L’épisode 11 de Grosse Pointe Garden Society, intitulé « Monaco Under the Stars », marque un tournant inattendu dans la série. Après plusieurs semaines à faire monter la pression autour du mystère de la saison, cet épisode ne répond pas seulement à la grande question laissée en suspens depuis le pilote : il déplace complètement le centre de gravité de l’histoire. Ce qui pouvait ressembler à une tragédie déguisée en comédie satirique s’enfonce désormais davantage dans la mélancolie. Et pourtant, ce revirement ne se fait pas au détriment du ton général de la série, toujours aussi équilibré entre tensions émotionnelles et légèreté maîtrisée.

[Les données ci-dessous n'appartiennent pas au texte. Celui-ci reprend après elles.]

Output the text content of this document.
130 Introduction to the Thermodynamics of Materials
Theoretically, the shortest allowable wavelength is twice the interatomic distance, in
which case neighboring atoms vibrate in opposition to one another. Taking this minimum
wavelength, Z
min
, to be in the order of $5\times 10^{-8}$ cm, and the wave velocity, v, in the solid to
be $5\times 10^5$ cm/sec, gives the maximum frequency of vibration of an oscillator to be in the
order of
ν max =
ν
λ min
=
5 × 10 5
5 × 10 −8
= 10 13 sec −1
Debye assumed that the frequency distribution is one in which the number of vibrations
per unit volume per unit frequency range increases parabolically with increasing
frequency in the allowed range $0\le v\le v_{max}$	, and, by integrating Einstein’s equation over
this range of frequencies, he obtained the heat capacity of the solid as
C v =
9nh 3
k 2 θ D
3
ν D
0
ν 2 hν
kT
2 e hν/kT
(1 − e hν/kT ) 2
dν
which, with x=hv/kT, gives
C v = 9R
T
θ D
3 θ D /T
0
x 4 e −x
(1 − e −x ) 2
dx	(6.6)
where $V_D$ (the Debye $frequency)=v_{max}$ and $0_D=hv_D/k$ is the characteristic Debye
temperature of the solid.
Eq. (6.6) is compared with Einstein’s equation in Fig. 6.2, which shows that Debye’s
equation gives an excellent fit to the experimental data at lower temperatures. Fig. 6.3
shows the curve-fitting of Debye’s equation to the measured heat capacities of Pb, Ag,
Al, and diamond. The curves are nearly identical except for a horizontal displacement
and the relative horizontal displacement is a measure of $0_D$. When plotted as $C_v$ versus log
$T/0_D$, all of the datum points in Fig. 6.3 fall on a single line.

Il fallait bien que cela arrive à un moment donné. L'identité du fameux "Quiche", nom donné au cadavre découvert en ouverture de la saison, est enfin révélée. Contrairement à ce que certains pouvaient espérer — ou redouter — il ne s’agit pas d’un des personnages centraux comme Connor ou Gary, mais de Keith, le père de Doug. Un choix qui n’a rien de sensationnaliste, et c’est justement là que réside la force de cette décision narrative. La mort de Keith ne relève pas du crime organisé, ni même d’un règlement de compte : c’est un simple accident.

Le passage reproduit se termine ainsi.